To the surprise of no one - Mozilla should have just made accounts on some server and promised support for said server

[–] [email protected] 22 points 10 hours ago (6 children)

Hard disagree.
Running your own social media server for official accounts, so you're not beholden to the whims of other providers, is kind of an obvious thing to do for online organizations.

[–] [email protected] 17 points 10 hours ago* (last edited 10 hours ago) (2 children)

I wish more news organizations would do this. Make the instance only for the employees and have the public follow them through public instances.

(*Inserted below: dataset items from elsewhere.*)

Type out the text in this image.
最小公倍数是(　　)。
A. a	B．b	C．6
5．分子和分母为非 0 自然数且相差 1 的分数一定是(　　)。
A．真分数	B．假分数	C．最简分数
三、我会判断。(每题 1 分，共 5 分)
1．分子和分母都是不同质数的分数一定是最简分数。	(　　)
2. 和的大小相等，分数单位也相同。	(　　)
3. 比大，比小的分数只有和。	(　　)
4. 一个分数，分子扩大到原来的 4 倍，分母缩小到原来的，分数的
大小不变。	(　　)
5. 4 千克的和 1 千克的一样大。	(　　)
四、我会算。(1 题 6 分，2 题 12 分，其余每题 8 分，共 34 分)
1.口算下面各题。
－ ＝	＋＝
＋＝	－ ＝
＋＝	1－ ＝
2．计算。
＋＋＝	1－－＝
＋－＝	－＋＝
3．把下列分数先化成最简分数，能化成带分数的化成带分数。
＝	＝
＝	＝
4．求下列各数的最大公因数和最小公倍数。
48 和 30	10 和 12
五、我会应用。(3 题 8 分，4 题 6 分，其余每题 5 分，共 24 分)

It solves the following issues

  • Social media independence
  • Validate account authenticity through the instance domain name
  • Ability for followers migration between instances (leave, join, change news organization)
[–] [email protected] 12 points 10 hours ago

The whole Fediverse is still a little on the niche side, but if growth continues, I think this is exactly another development. When you work for Company X, your work email is usually [email protected], likewise I would expect official Fediverse presences.

Where it will probably take off though is when somebody starts selling corporations a turn-key solution. Kind of how products like Outlook took over corporate email.

[–] [email protected] 2 points 9 hours ago

I definitely agree on news organizations doing this (and even government departments), but the problem with Mozilla doing it is they were running a server any of us could join - if they don't have the resources to run it for themselves, they definitely shouldn't be doing it for others to join.